The reason for this is that car companies frequently issue double orders to chip manufacturers.

For example, an autonomous car company placed an order of 120,000/set of a certain vehicle-grade chip to a Tier 1 supplier in April last year. In the case that most of them have not yet been delivered, an additional order of 100,000/set was placed in December last year.

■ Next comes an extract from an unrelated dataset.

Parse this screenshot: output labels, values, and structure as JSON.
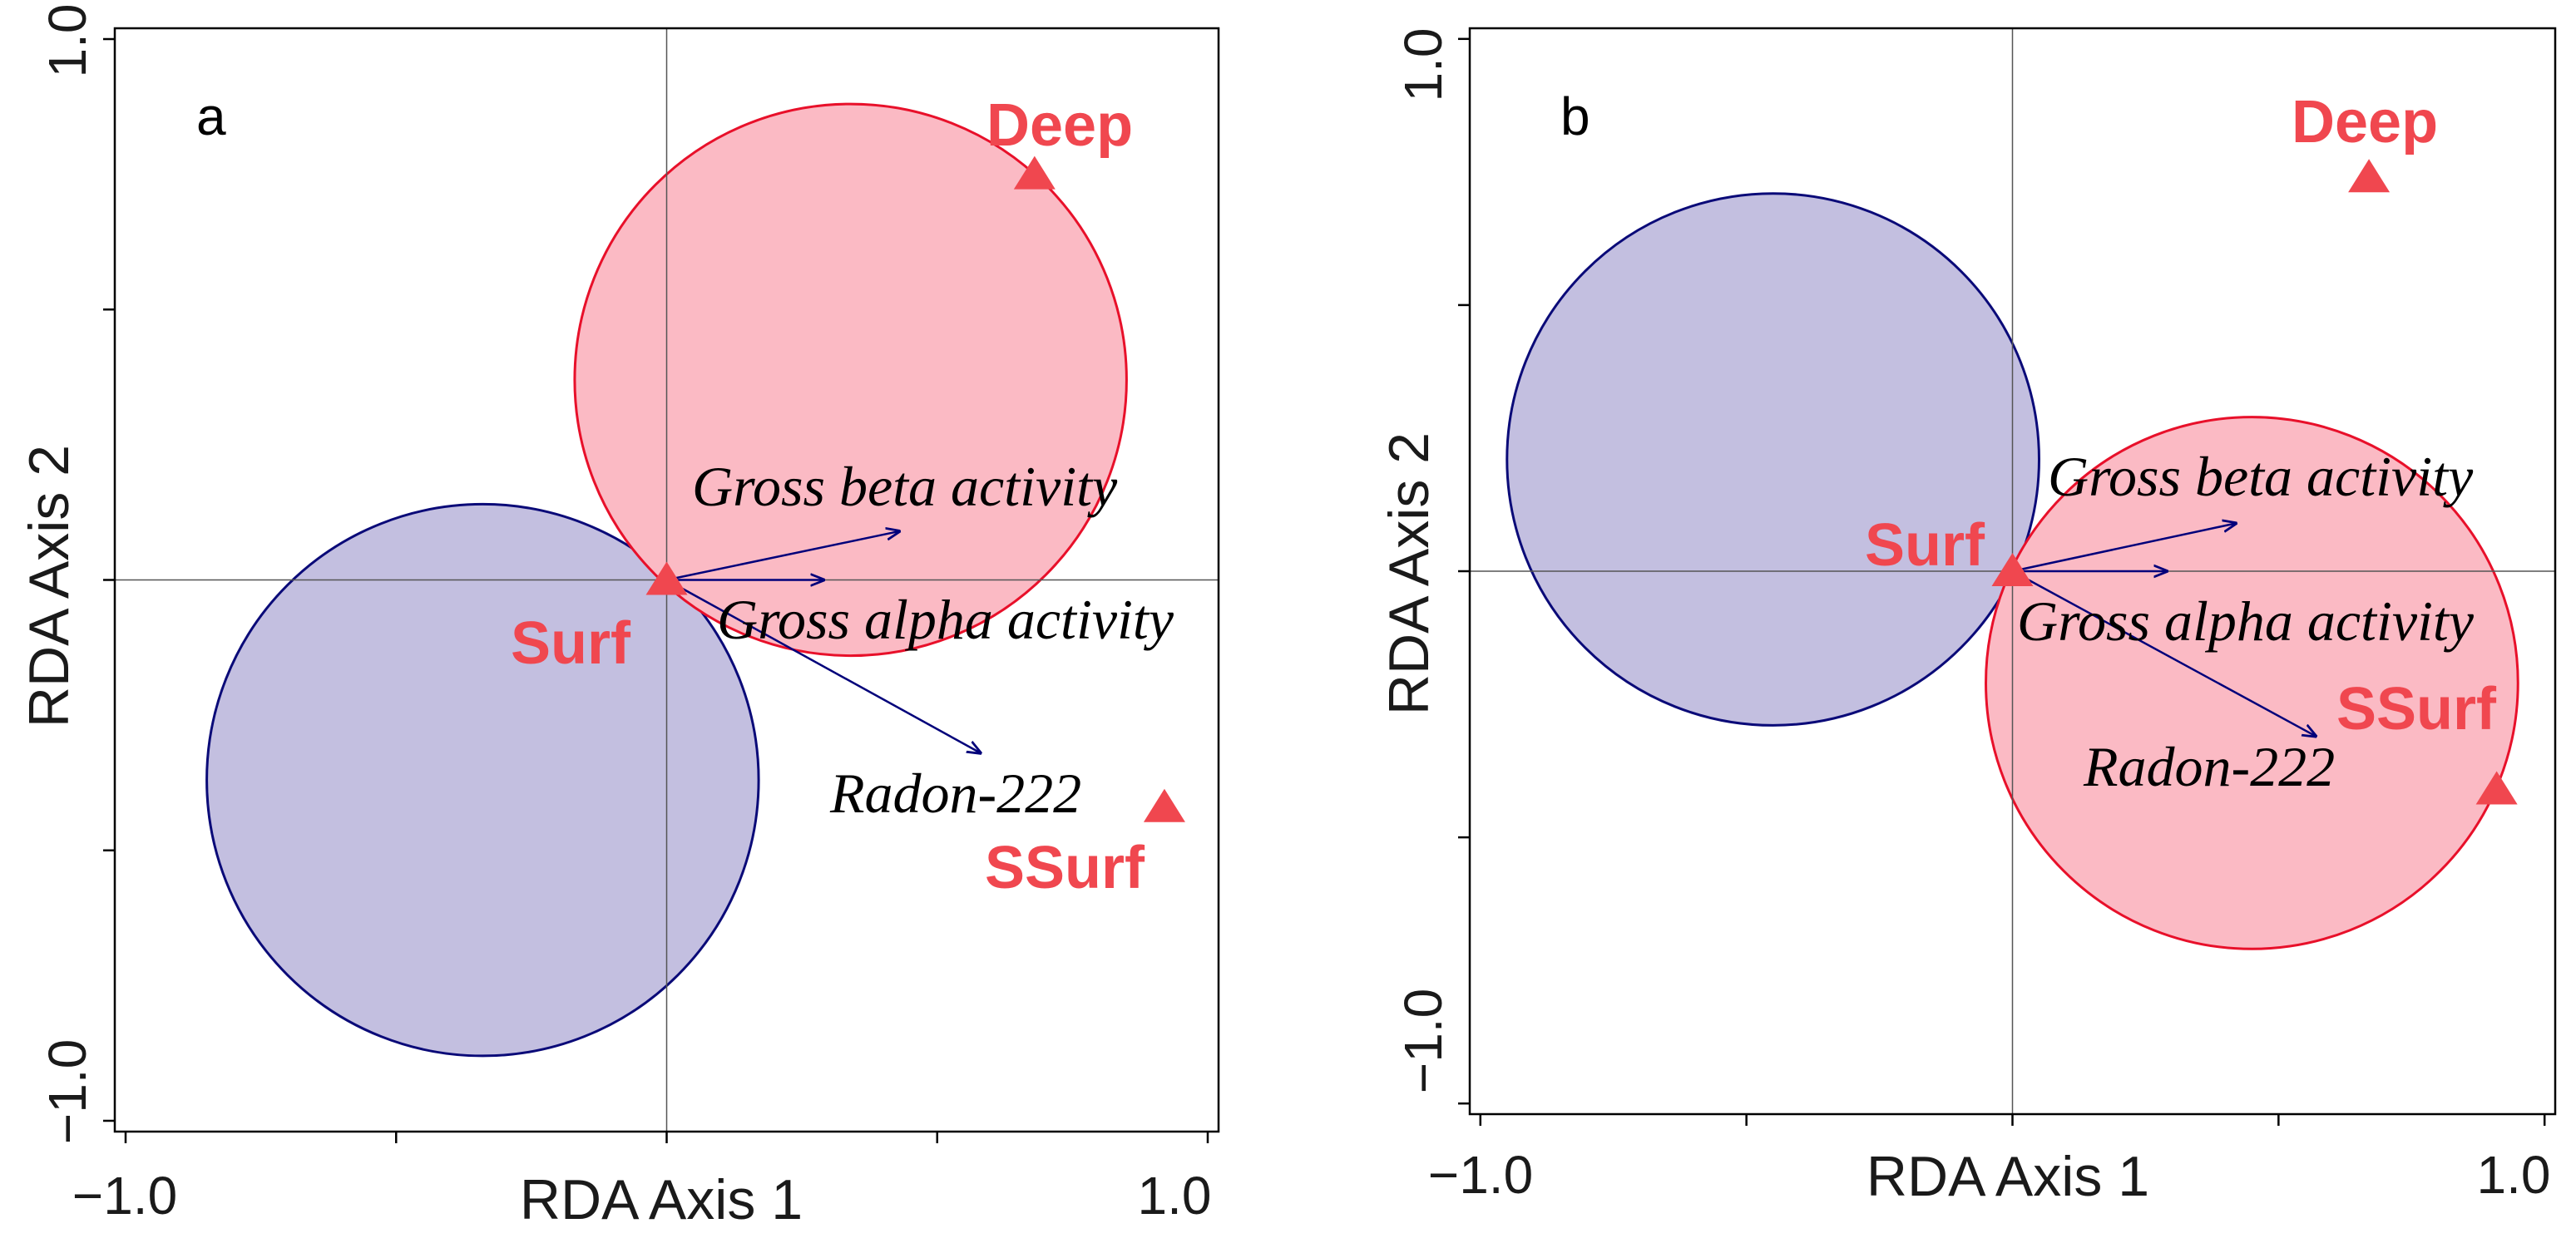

  "All Tier 1's main long-cycle chip BOM (manufacturing bill of materials) may need to be evaluated by the procurement department and supply chain engineers of car companies." Zhu Yulong, a senior electric vehicle three-electric system and automotive electronics engineer, pointed out: "From the current It can be seen that increasing chip production capacity cannot immediately solve the supply chain crisis plaguing auto companies. This chip crisis has actually accelerated the transparency of the entire electronics supply chain." He said that in 2021, the problem can be pushed to chip companies In 2022, we will return to the OEM itself to explore the root cause of the crisis, and accelerate the industry's response and iteration in supply chain and technology.

  workaround

  For car companies, chips may not be able to "grab", and "waiting" for chip production capacity to increase is not a solution, so there are some "workarounds".

  1 Production "AB scheme"

  Car companies have found some workarounds, such as reducing production and optimizing structures to deal with "lack of cores".

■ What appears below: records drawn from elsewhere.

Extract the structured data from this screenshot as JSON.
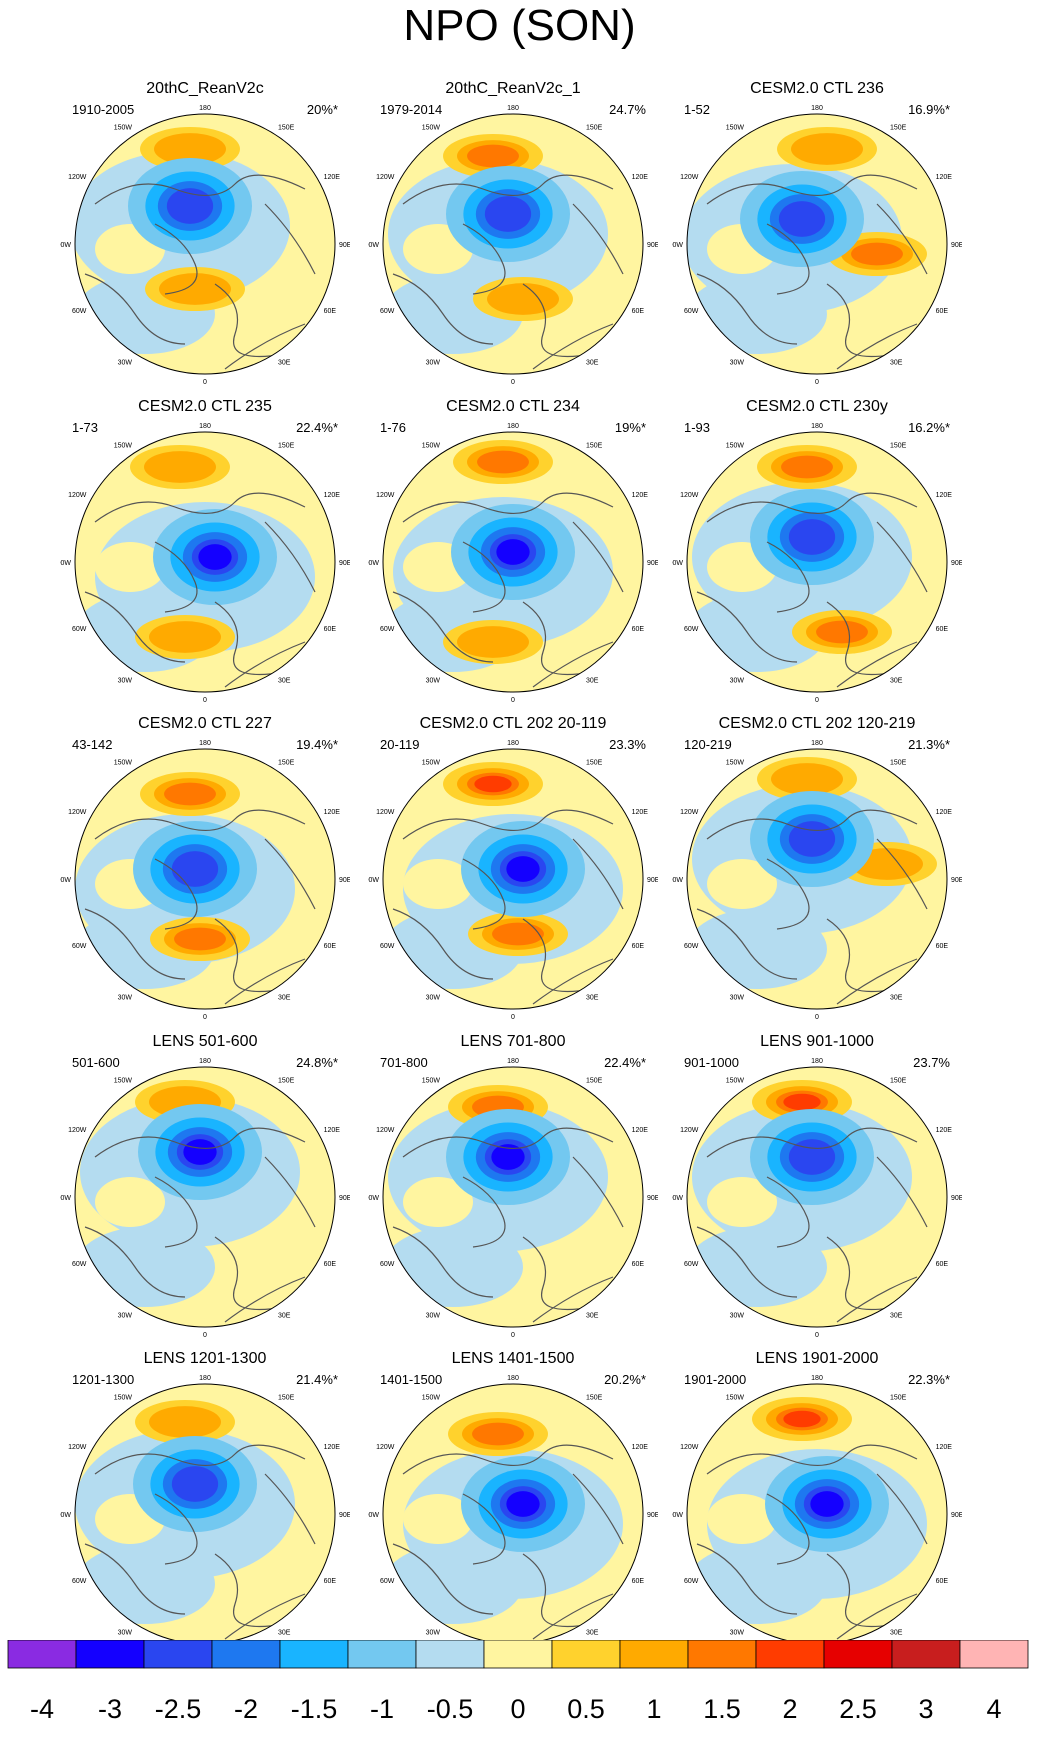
{
  "figure": {
    "title": "NPO (SON)",
    "panels": [
      {
        "title": "20thC_ReanV2c",
        "range": "1910-2005",
        "pct": "20%*"
      },
      {
        "title": "20thC_ReanV2c_1",
        "range": "1979-2014",
        "pct": "24.7%"
      },
      {
        "title": "CESM2.0 CTL 236",
        "range": "1-52",
        "pct": "16.9%*"
      },
      {
        "title": "CESM2.0 CTL 235",
        "range": "1-73",
        "pct": "22.4%*"
      },
      {
        "title": "CESM2.0 CTL 234",
        "range": "1-76",
        "pct": "19%*"
      },
      {
        "title": "CESM2.0 CTL 230y",
        "range": "1-93",
        "pct": "16.2%*"
      },
      {
        "title": "CESM2.0 CTL 227",
        "range": "43-142",
        "pct": "19.4%*"
      },
      {
        "title": "CESM2.0 CTL 202 20-119",
        "range": "20-119",
        "pct": "23.3%"
      },
      {
        "title": "CESM2.0 CTL 202 120-219",
        "range": "120-219",
        "pct": "21.3%*"
      },
      {
        "title": "LENS 501-600",
        "range": "501-600",
        "pct": "24.8%*"
      },
      {
        "title": "LENS 701-800",
        "range": "701-800",
        "pct": "22.4%*"
      },
      {
        "title": "LENS 901-1000",
        "range": "901-1000",
        "pct": "23.7%"
      },
      {
        "title": "LENS 1201-1300",
        "range": "1201-1300",
        "pct": "21.4%*"
      },
      {
        "title": "LENS 1401-1500",
        "range": "1401-1500",
        "pct": "20.2%*"
      },
      {
        "title": "LENS 1901-2000",
        "range": "1901-2000",
        "pct": "22.3%*"
      }
    ],
    "longitude_labels": {
      "top": "180",
      "bottom": "0",
      "upper_left": "150W",
      "upper_right": "150E",
      "left_upper": "120W",
      "right_upper": "120E",
      "left": "90W",
      "right": "90E",
      "left_lower": "60W",
      "right_lower": "60E",
      "lower_left": "30W",
      "lower_right": "30E"
    }
  },
  "colorbar": {
    "labels": [
      "-4",
      "-3",
      "-2.5",
      "-2",
      "-1.5",
      "-1",
      "-0.5",
      "0",
      "0.5",
      "1",
      "1.5",
      "2",
      "2.5",
      "3",
      "4"
    ],
    "colors": [
      "#8a2be2",
      "#1400ff",
      "#2a46f0",
      "#1e78f0",
      "#19b4ff",
      "#73c8f0",
      "#b4dcf0",
      "#fff5a0",
      "#ffd22d",
      "#ffaa00",
      "#ff7800",
      "#ff3c00",
      "#e60000",
      "#c81e1e",
      "#ffb4b4"
    ]
  }
}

Some auto brands redistribute their existing production capacity, and tend their limited production resources to high-end models with higher profits and key models with better sales. For example, Honda adjusted resources to ensure CR-V by "reducing production" of Civic; The company began to let some new cars have some configurations of the car companies, such as reducing wireless charging, electric lumbar support, digital keys, advanced audio and other configurations that do not affect safe driving; turning the original pre-installed chips into "after-sales service", such as Ford said that it will Sell ​​"semi-finished" vehicles that lack some chips for non-safety-critical functions, and promise to send the chips back to dealers a year later.

  "When developing models in the future, we may consider 'Plan A' and 'Plan B'. Once there is a shortage of parts in 'Plan A', we will use 'Plan B' to replace it." GAC Group said, "The lack of cores "Under the environment, in the short term, we will still focus on securing more supplies.

At present, production is scheduled on a weekly basis, giving priority to those models that can achieve mass supply of parts and components, and will arrange for resident personnel to follow up every week.

  2 Self-sufficiency

  OEMs are trying to change the traditional supply chain cooperation model and begin to choose to seek direct cooperation with chip manufacturers to get rid of the previous over-reliance on Tier 1.

BYD is a typical example. It has its own BSC brake safety control system in cooperation with Bosch, so it is not affected by the ESP shortage.

According to reports, last year BYD helped many domestic OEMs to solve some of their urgent needs through the chip replacement technology solution.

  Since the beginning of this year, "becoming a source supplier yourself" has become the goal of some automakers.

Industry insiders predict that it will become a trend to choose to cooperate directly with chip manufacturers to jointly develop, design, manufacture and package chips.

  3 Reduce chip usage

  Tesla, which has been adversely affected by the supply of automotive-grade chips, responded by rewriting the firmware and using alternative chips to reduce its dependence on Tier 1 suppliers.

It is reported that Tesla's electrical and firmware teams are designing, developing, and validating new microcontrollers, with 19 types.

Volkswagen Group CEO Diess even praised Tesla's "developing a new controller to solve the problem of lack of cores".